I am amazed that my mom, when I said the word choereg, which I don't recognize and can't quite pronounce, conjured up some Greek: "Of course. Tsourek-i. Our recipe for holiday sweet bread."
Balakian writes of spending an afternoon with his Armenian grandmother, who was born near Turkey but lived in New Jersey. They prepared bread, which helped her tell deeply buried, moving stories:
"To make choereg, we mixed milk and melted butter into a ceramic bowl. I poured [yeast] into a glass measuring cup and watched it fizz. Eggs, sugar, salt, rising agent, and my grandmother poured in the mahleb."
Mahleb, or mahlepi, is a spice that looks like a small nut, but is the essence of a cherry pit, his grandmother explained. Then she quoted the Song of Solomon on spices and praised the merits of memorizing the Bible and prose.
"She sifted flour and we mixed it all with a large wooden spoon until it was dough. Then she scooped the dough out and put it on the flour-glazed bread board. We squeezed and pressed it with our hands. I liked how the wet dough stuck between my fingers. I liked how she took it to another bowl and turned it all over its oiled surface, then covered the bowl with a towel and put it in the unlit oven.

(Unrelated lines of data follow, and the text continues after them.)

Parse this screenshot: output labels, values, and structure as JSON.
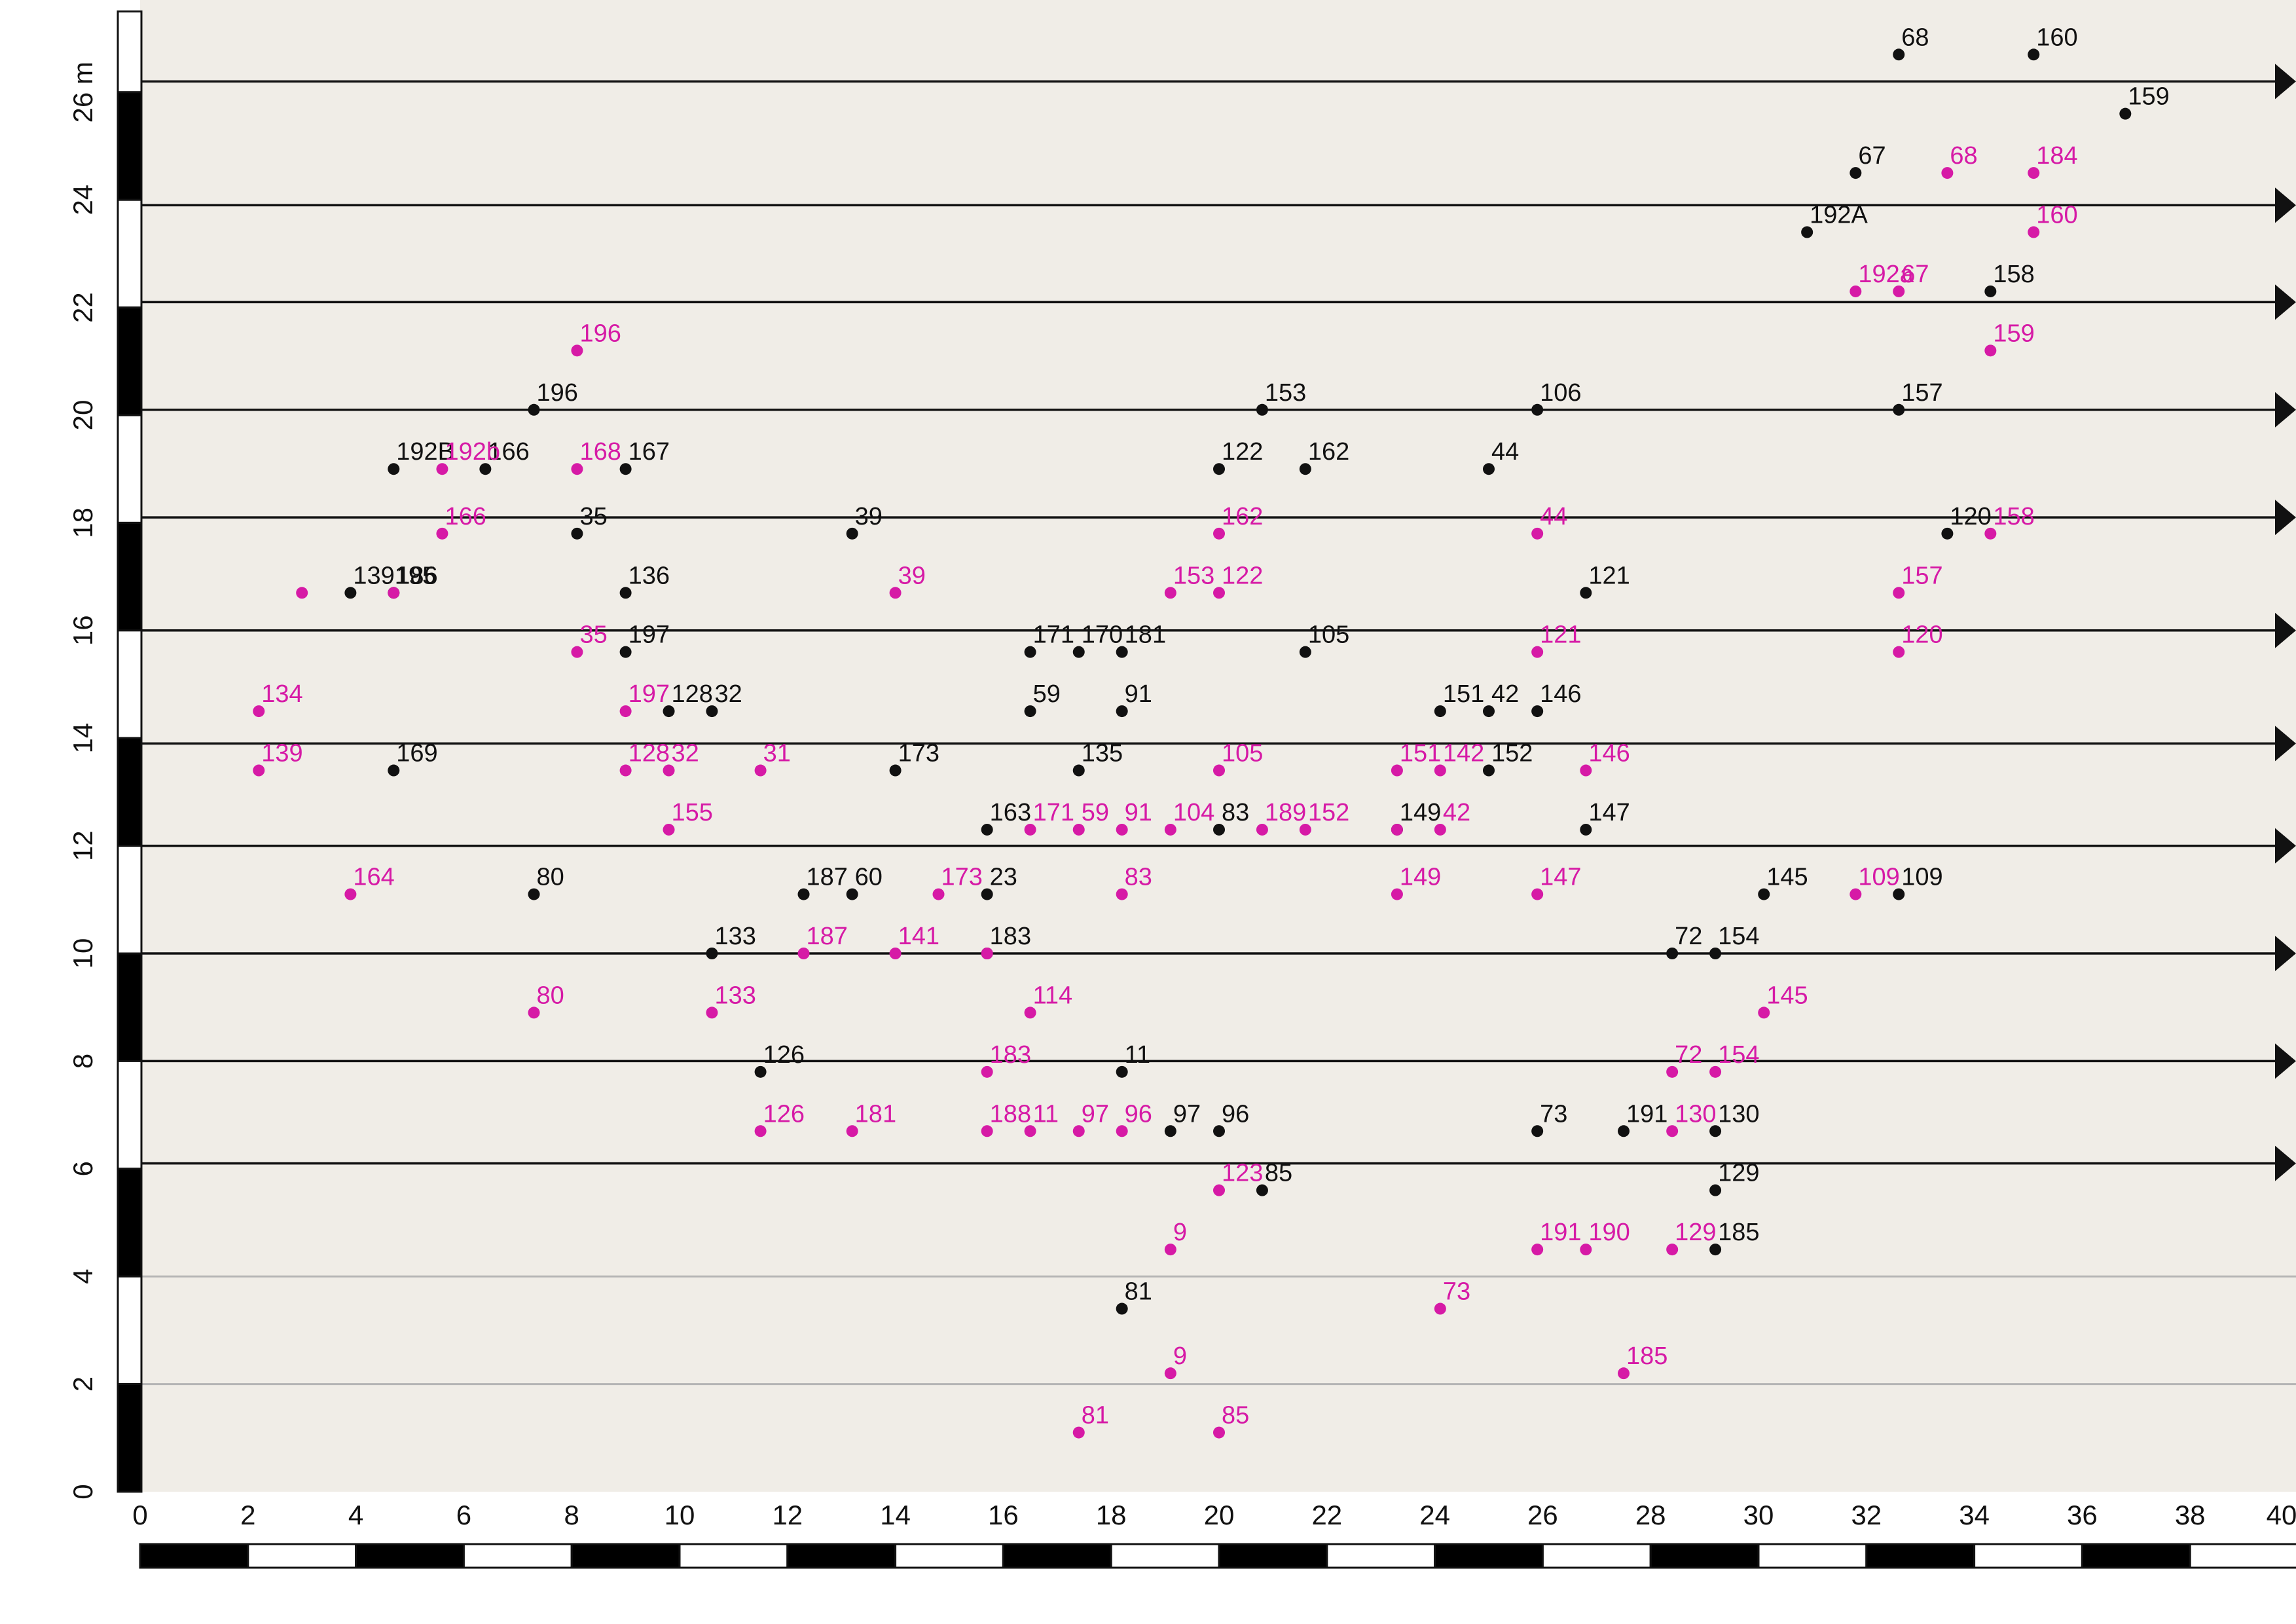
{
  "chart_data": {
    "type": "scatter",
    "title": "",
    "xlabel": "",
    "ylabel": "",
    "xlim": [
      0,
      40
    ],
    "ylim": [
      0,
      27.5
    ],
    "x_ticks": [
      "0",
      "2",
      "4",
      "6",
      "8",
      "10",
      "12",
      "14",
      "16",
      "18",
      "20",
      "22",
      "24",
      "26",
      "28",
      "30",
      "32",
      "34",
      "36",
      "38",
      "40"
    ],
    "y_ticks": [
      "0",
      "2",
      "4",
      "6",
      "8",
      "10",
      "12",
      "14",
      "16",
      "18",
      "20",
      "22",
      "24",
      "26 m"
    ],
    "colors": {
      "background": "#f0ede7",
      "series_black": "#111111",
      "series_magenta": "#d61aa6",
      "gridline": "#b5b5b5"
    },
    "horizontal_arrows_y": [
      6.1,
      8.0,
      10.0,
      12.0,
      13.9,
      16.0,
      18.1,
      20.1,
      22.1,
      23.9,
      26.2
    ],
    "gridlines_y": [
      2,
      4
    ],
    "series": [
      {
        "color": "#111111",
        "points": [
          {
            "x": 32.6,
            "y": 26.7,
            "label": "68"
          },
          {
            "x": 35.1,
            "y": 26.7,
            "label": "160"
          },
          {
            "x": 36.8,
            "y": 25.6,
            "label": "159"
          },
          {
            "x": 31.8,
            "y": 24.5,
            "label": "67"
          },
          {
            "x": 30.9,
            "y": 23.4,
            "label": "192A"
          },
          {
            "x": 34.3,
            "y": 22.3,
            "label": "158"
          },
          {
            "x": 7.3,
            "y": 20.1,
            "label": "196"
          },
          {
            "x": 20.8,
            "y": 20.1,
            "label": "153"
          },
          {
            "x": 25.9,
            "y": 20.1,
            "label": "106"
          },
          {
            "x": 32.6,
            "y": 20.1,
            "label": "157"
          },
          {
            "x": 4.7,
            "y": 19.0,
            "label": "192B"
          },
          {
            "x": 6.4,
            "y": 19.0,
            "label": "166"
          },
          {
            "x": 9.0,
            "y": 19.0,
            "label": "167"
          },
          {
            "x": 20.0,
            "y": 19.0,
            "label": "122"
          },
          {
            "x": 21.6,
            "y": 19.0,
            "label": "162"
          },
          {
            "x": 25.0,
            "y": 19.0,
            "label": "44"
          },
          {
            "x": 8.1,
            "y": 17.8,
            "label": "35"
          },
          {
            "x": 13.2,
            "y": 17.8,
            "label": "39"
          },
          {
            "x": 33.5,
            "y": 17.8,
            "label": "120"
          },
          {
            "x": 3.9,
            "y": 16.7,
            "label": "139195"
          },
          {
            "x": 4.7,
            "y": 16.7,
            "label": "186"
          },
          {
            "x": 9.0,
            "y": 16.7,
            "label": "136"
          },
          {
            "x": 26.8,
            "y": 16.7,
            "label": "121"
          },
          {
            "x": 9.0,
            "y": 15.6,
            "label": "197"
          },
          {
            "x": 16.5,
            "y": 15.6,
            "label": "171"
          },
          {
            "x": 17.4,
            "y": 15.6,
            "label": "170"
          },
          {
            "x": 18.2,
            "y": 15.6,
            "label": "181"
          },
          {
            "x": 21.6,
            "y": 15.6,
            "label": "105"
          },
          {
            "x": 9.8,
            "y": 14.5,
            "label": "128"
          },
          {
            "x": 10.6,
            "y": 14.5,
            "label": "32"
          },
          {
            "x": 16.5,
            "y": 14.5,
            "label": "59"
          },
          {
            "x": 18.2,
            "y": 14.5,
            "label": "91"
          },
          {
            "x": 24.1,
            "y": 14.5,
            "label": "151"
          },
          {
            "x": 25.0,
            "y": 14.5,
            "label": "42"
          },
          {
            "x": 25.9,
            "y": 14.5,
            "label": "146"
          },
          {
            "x": 4.7,
            "y": 13.4,
            "label": "169"
          },
          {
            "x": 14.0,
            "y": 13.4,
            "label": "173"
          },
          {
            "x": 17.4,
            "y": 13.4,
            "label": "135"
          },
          {
            "x": 25.0,
            "y": 13.4,
            "label": "152"
          },
          {
            "x": 15.7,
            "y": 12.3,
            "label": "163"
          },
          {
            "x": 20.0,
            "y": 12.3,
            "label": "83"
          },
          {
            "x": 23.3,
            "y": 12.3,
            "label": "149"
          },
          {
            "x": 26.8,
            "y": 12.3,
            "label": "147"
          },
          {
            "x": 7.3,
            "y": 11.1,
            "label": "80"
          },
          {
            "x": 12.3,
            "y": 11.1,
            "label": "187"
          },
          {
            "x": 13.2,
            "y": 11.1,
            "label": "60"
          },
          {
            "x": 15.7,
            "y": 11.1,
            "label": "23"
          },
          {
            "x": 30.1,
            "y": 11.1,
            "label": "145"
          },
          {
            "x": 32.6,
            "y": 11.1,
            "label": "109"
          },
          {
            "x": 10.6,
            "y": 10.0,
            "label": "133"
          },
          {
            "x": 15.7,
            "y": 10.0,
            "label": "183"
          },
          {
            "x": 28.4,
            "y": 10.0,
            "label": "72"
          },
          {
            "x": 29.2,
            "y": 10.0,
            "label": "154"
          },
          {
            "x": 11.5,
            "y": 7.8,
            "label": "126"
          },
          {
            "x": 18.2,
            "y": 7.8,
            "label": "11"
          },
          {
            "x": 19.1,
            "y": 6.7,
            "label": "97"
          },
          {
            "x": 20.0,
            "y": 6.7,
            "label": "96"
          },
          {
            "x": 25.9,
            "y": 6.7,
            "label": "73"
          },
          {
            "x": 27.5,
            "y": 6.7,
            "label": "191"
          },
          {
            "x": 29.2,
            "y": 6.7,
            "label": "130"
          },
          {
            "x": 20.8,
            "y": 5.6,
            "label": "85"
          },
          {
            "x": 29.2,
            "y": 5.6,
            "label": "129"
          },
          {
            "x": 29.2,
            "y": 4.5,
            "label": "185"
          },
          {
            "x": 18.2,
            "y": 3.4,
            "label": "81"
          }
        ]
      },
      {
        "color": "#d61aa6",
        "points": [
          {
            "x": 33.5,
            "y": 24.5,
            "label": "68"
          },
          {
            "x": 35.1,
            "y": 24.5,
            "label": "184"
          },
          {
            "x": 35.1,
            "y": 23.4,
            "label": "160"
          },
          {
            "x": 31.8,
            "y": 22.3,
            "label": "192a"
          },
          {
            "x": 32.6,
            "y": 22.3,
            "label": "67"
          },
          {
            "x": 34.3,
            "y": 21.2,
            "label": "159"
          },
          {
            "x": 8.1,
            "y": 21.2,
            "label": "196"
          },
          {
            "x": 5.6,
            "y": 19.0,
            "label": "192b"
          },
          {
            "x": 8.1,
            "y": 19.0,
            "label": "168"
          },
          {
            "x": 5.6,
            "y": 17.8,
            "label": "166"
          },
          {
            "x": 20.0,
            "y": 17.8,
            "label": "162"
          },
          {
            "x": 25.9,
            "y": 17.8,
            "label": "44"
          },
          {
            "x": 34.3,
            "y": 17.8,
            "label": "158"
          },
          {
            "x": 3.0,
            "y": 16.7,
            "label": ""
          },
          {
            "x": 4.7,
            "y": 16.7,
            "label": ""
          },
          {
            "x": 14.0,
            "y": 16.7,
            "label": "39"
          },
          {
            "x": 19.1,
            "y": 16.7,
            "label": "153"
          },
          {
            "x": 20.0,
            "y": 16.7,
            "label": "122"
          },
          {
            "x": 32.6,
            "y": 16.7,
            "label": "157"
          },
          {
            "x": 8.1,
            "y": 15.6,
            "label": "35"
          },
          {
            "x": 25.9,
            "y": 15.6,
            "label": "121"
          },
          {
            "x": 32.6,
            "y": 15.6,
            "label": "120"
          },
          {
            "x": 2.2,
            "y": 14.5,
            "label": "134"
          },
          {
            "x": 9.0,
            "y": 14.5,
            "label": "197"
          },
          {
            "x": 2.2,
            "y": 13.4,
            "label": "139"
          },
          {
            "x": 9.0,
            "y": 13.4,
            "label": "128"
          },
          {
            "x": 9.8,
            "y": 13.4,
            "label": "32"
          },
          {
            "x": 11.5,
            "y": 13.4,
            "label": "31"
          },
          {
            "x": 20.0,
            "y": 13.4,
            "label": "105"
          },
          {
            "x": 23.3,
            "y": 13.4,
            "label": "151"
          },
          {
            "x": 24.1,
            "y": 13.4,
            "label": "142"
          },
          {
            "x": 26.8,
            "y": 13.4,
            "label": "146"
          },
          {
            "x": 9.8,
            "y": 12.3,
            "label": "155"
          },
          {
            "x": 16.5,
            "y": 12.3,
            "label": "171"
          },
          {
            "x": 17.4,
            "y": 12.3,
            "label": "59"
          },
          {
            "x": 18.2,
            "y": 12.3,
            "label": "91"
          },
          {
            "x": 19.1,
            "y": 12.3,
            "label": "104"
          },
          {
            "x": 20.8,
            "y": 12.3,
            "label": "189"
          },
          {
            "x": 21.6,
            "y": 12.3,
            "label": "152"
          },
          {
            "x": 23.3,
            "y": 12.3,
            "label": ""
          },
          {
            "x": 24.1,
            "y": 12.3,
            "label": "42"
          },
          {
            "x": 3.9,
            "y": 11.1,
            "label": "164"
          },
          {
            "x": 14.8,
            "y": 11.1,
            "label": "173"
          },
          {
            "x": 18.2,
            "y": 11.1,
            "label": "83"
          },
          {
            "x": 23.3,
            "y": 11.1,
            "label": "149"
          },
          {
            "x": 25.9,
            "y": 11.1,
            "label": "147"
          },
          {
            "x": 31.8,
            "y": 11.1,
            "label": "109"
          },
          {
            "x": 12.3,
            "y": 10.0,
            "label": "187"
          },
          {
            "x": 14.0,
            "y": 10.0,
            "label": "141"
          },
          {
            "x": 15.7,
            "y": 10.0,
            "label": ""
          },
          {
            "x": 7.3,
            "y": 8.9,
            "label": "80"
          },
          {
            "x": 10.6,
            "y": 8.9,
            "label": "133"
          },
          {
            "x": 16.5,
            "y": 8.9,
            "label": "114"
          },
          {
            "x": 30.1,
            "y": 8.9,
            "label": "145"
          },
          {
            "x": 15.7,
            "y": 7.8,
            "label": "183"
          },
          {
            "x": 28.4,
            "y": 7.8,
            "label": "72"
          },
          {
            "x": 29.2,
            "y": 7.8,
            "label": "154"
          },
          {
            "x": 11.5,
            "y": 6.7,
            "label": "126"
          },
          {
            "x": 13.2,
            "y": 6.7,
            "label": "181"
          },
          {
            "x": 15.7,
            "y": 6.7,
            "label": "188"
          },
          {
            "x": 16.5,
            "y": 6.7,
            "label": "11"
          },
          {
            "x": 17.4,
            "y": 6.7,
            "label": "97"
          },
          {
            "x": 18.2,
            "y": 6.7,
            "label": "96"
          },
          {
            "x": 28.4,
            "y": 6.7,
            "label": "130"
          },
          {
            "x": 20.0,
            "y": 5.6,
            "label": "123"
          },
          {
            "x": 19.1,
            "y": 4.5,
            "label": "9"
          },
          {
            "x": 25.9,
            "y": 4.5,
            "label": "191"
          },
          {
            "x": 26.8,
            "y": 4.5,
            "label": "190"
          },
          {
            "x": 28.4,
            "y": 4.5,
            "label": "129"
          },
          {
            "x": 24.1,
            "y": 3.4,
            "label": "73"
          },
          {
            "x": 19.1,
            "y": 2.2,
            "label": "9"
          },
          {
            "x": 27.5,
            "y": 2.2,
            "label": "185"
          },
          {
            "x": 17.4,
            "y": 1.1,
            "label": "81"
          },
          {
            "x": 20.0,
            "y": 1.1,
            "label": "85"
          }
        ]
      }
    ]
  }
}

It was warm there and free from drafts, and when we opened the oven two hours later, the dough was an airy saffron-colored mound. I loved punching the dough down so that it's porous insides collapsed. We pulled it into pieces and made ropes, braids, and rings."
You can see ours, a vasilopita, but always with mahlepi and sesame.
Perhaps it was again fate, but tonight I also received the latest Columbia Journalism Review offering this feature: "Where Truth Is a Hard Cell: Although Seen as Modern & West Leaning, Turkey leads the World in Jailing Journalists," by Stephen Franklin, a former Chicago Tribune Middle East correspondent.
"The most dangerous problem is self censorship," according to one veteran Turkish editor who's quoted. "You don't even ask questions. And that kills journalism."
A recipe for disaster, not bread, in that case.